O velho oeste deveria ser um gênero perfeito para os videogames. Uma terra de ninguém, conflitos que são resolvidos com tiros e a lei do gatilho mais rápido são elementos que já foram vistos em diversos outros jogos, mas sempre em ambientações diferentes. Felizmente para os apreciadores do estilo, a Rockstarsupriu esse vazio com Red Dead Redemption, o sucessor espiritual de Red Dead Revolver, um título que explora na medida certa os principais elementos que compõem a mitologia dos “farvestes”.
Se você acompanhou de alguma forma RDR desde que ele começou a ser mostrado, é bem possível que tenha encontrado diversas menções sobre como trata-se de um “Grand Theft Horse” – um GTA IV com cavalos ao invés de carros. A comparação não é incorreta e não é, de maneira alguma, negativa. O modelo de Redemption é diretamente retirado de Grand Theft Auto; um mapa vasto e aberto, pessoas que precisam constantemente de favores, atividades paralelas e dezenas de missões secundárias. Isso pode causar alguma decepção para aqueles que esperavam uma continuação direta de Red Dead Revolver. A única semelhança entre os dois jogos – além do fato de se passarem no velho oeste – está nas cicatrizes dos protagonistas, Red Harlow e John Marston.
As mecânicas podem ser em sua maioria as mesmas de GTA IV, mas isso não quer dizer que a experiência seja parecida. Primeiramente, de um ponto de vista técnico, tudo está muito mais refinado em Red Dead Redemption. Os modelos dos personagens, as atuações, movimentação, atirar etc, tudo isso aparece de maneira muito mais fluida e melhor do que nos contos que se passam em Liberty City. Nesse aspecto, o único ponto que apresenta problemas é o sistema de cobertura. John nem sempre se esconde atrás de um objeto quando o mandamos, muitas vezes ficando parado recebendo tiros, o que pode causar algumas mortes frustrantes.
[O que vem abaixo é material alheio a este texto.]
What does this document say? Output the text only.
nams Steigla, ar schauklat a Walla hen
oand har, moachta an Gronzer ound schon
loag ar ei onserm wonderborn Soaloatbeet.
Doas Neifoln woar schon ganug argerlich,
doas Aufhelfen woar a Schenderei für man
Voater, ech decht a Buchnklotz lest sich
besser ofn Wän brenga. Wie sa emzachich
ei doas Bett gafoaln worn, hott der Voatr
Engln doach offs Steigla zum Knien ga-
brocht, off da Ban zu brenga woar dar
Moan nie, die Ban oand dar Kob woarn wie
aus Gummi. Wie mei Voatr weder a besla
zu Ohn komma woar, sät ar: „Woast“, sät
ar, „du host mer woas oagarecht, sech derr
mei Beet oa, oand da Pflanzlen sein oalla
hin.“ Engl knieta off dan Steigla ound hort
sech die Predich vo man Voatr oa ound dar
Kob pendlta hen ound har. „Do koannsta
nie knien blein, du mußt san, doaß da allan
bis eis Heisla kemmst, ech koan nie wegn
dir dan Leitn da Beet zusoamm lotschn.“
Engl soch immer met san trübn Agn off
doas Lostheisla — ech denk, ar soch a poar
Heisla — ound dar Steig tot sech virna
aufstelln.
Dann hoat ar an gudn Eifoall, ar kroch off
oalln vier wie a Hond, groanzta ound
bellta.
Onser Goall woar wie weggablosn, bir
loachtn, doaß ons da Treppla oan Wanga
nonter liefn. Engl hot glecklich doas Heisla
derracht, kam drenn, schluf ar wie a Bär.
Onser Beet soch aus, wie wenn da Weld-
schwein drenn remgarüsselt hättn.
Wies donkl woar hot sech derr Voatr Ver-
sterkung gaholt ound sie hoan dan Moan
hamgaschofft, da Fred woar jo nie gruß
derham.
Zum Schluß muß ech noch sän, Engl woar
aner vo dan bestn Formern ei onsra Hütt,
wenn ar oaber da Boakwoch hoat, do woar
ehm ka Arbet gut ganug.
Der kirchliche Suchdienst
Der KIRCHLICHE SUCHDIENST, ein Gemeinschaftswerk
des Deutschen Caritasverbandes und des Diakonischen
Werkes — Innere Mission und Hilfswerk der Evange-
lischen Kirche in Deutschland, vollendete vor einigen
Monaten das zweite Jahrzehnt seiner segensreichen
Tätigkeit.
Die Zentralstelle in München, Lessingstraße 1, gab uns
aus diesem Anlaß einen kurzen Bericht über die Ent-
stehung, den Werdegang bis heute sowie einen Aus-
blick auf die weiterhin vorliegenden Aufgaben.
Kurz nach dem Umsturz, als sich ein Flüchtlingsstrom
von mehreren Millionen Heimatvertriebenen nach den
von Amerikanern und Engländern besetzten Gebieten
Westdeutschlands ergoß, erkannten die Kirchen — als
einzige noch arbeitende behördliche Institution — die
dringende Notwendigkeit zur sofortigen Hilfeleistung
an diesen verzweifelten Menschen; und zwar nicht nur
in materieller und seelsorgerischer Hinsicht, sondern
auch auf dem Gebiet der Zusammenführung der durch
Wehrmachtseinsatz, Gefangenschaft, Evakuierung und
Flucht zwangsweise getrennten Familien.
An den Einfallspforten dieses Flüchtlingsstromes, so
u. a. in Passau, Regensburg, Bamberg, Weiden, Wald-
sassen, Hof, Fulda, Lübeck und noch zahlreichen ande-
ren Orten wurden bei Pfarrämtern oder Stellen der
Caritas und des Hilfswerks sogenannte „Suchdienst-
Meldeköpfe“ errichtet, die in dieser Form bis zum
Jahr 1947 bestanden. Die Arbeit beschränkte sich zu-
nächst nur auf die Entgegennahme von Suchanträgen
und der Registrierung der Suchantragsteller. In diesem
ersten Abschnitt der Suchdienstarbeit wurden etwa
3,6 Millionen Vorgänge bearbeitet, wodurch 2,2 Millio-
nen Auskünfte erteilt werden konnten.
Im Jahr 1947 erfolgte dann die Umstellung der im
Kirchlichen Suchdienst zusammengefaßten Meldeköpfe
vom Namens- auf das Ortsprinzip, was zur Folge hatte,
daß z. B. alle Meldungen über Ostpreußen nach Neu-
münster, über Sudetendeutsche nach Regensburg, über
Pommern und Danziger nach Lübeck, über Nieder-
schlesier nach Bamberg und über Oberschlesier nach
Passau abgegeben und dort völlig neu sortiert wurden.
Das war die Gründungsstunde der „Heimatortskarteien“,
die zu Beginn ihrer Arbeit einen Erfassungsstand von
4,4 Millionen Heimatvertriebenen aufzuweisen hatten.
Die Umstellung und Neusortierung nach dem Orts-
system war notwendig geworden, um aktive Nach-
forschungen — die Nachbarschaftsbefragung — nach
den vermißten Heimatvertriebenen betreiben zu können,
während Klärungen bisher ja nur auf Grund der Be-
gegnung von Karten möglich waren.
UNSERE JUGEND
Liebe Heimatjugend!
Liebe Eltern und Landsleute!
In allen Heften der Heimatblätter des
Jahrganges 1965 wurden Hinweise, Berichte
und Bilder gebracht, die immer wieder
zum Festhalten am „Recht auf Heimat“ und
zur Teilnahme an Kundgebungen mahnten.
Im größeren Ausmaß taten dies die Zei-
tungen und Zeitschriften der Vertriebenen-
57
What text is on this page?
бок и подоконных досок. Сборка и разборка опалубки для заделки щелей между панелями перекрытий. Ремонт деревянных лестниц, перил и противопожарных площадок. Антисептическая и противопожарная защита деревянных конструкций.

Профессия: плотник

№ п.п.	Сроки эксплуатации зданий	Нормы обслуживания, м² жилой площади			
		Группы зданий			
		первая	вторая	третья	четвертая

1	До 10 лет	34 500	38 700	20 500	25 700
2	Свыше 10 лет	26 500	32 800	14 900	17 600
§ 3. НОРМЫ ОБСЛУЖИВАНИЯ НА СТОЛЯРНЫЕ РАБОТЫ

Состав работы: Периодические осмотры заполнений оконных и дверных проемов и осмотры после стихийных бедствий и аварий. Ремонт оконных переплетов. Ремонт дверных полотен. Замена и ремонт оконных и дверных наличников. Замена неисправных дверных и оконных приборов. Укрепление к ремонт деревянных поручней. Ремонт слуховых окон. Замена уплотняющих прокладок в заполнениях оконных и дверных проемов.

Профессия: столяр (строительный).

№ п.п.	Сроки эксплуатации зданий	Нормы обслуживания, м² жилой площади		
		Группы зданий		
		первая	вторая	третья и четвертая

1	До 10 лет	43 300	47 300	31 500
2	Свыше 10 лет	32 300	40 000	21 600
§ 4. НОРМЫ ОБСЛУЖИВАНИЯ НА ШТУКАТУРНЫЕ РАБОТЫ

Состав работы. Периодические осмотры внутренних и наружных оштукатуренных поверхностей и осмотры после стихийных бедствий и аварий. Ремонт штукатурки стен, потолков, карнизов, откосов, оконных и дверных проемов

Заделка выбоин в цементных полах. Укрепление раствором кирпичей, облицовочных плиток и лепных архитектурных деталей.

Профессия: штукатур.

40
Em segundo, o foco de RDR não está em seus personagens mas sim em seu ambiente e no que aquilo representa. Algumas das pessoas encontradas durante a jornada de John são interessantes, mas elas são todas tipos. O dono do rancho que lutou contra nativos americanos, o xerife que não consegue lidar com novas tecnologias, o picareta que engana menos pessoas a cada dia que passa, o antigo pistoleiro que era uma lenda mas foi esquecido por todos etc. Nenhum deles aparece na trama por muito tempo nem têm nenhum tipo de relacionamento forte com John. Individualmente é difícil que você se sinta apegado a qualquer um deles, pois é no conjunto que seu significado aparece.
Essas figuras quando juntas mostram o verdadeiro mote de Red Dead Redemption, que fala sobre o fim de uma era. Um tempo em que as coisas estavam mudando, no qual as maneiras antigas não têm mais lugar. Pouco a pouco esses personagens – e consequentemente os tipos que eles representam – mostram como não têm mais espaço nesse ambiente que estava, supostamente, sendo civilizado de maneira avassaladora.
A única exceção para tudo isso é o protagonista. É verdade que John Marston, em sua busca de vingança e salvação, não apresenta nenhum tipo de problemática ou empecilhos morais que o separem de seu objetivo. Enquanto seu protótipo parece estar no personagem de William Munny do filme Os Imperdoáveis, John não vê problemas em fazer o que deve ser feito para conseguir o que quer. Quando fala de seu passado, ele justifica suas atitudes, como assaltos e roubos, sem nenhum remorso, dizendo que “tirava apenas daqueles que tinham muito”.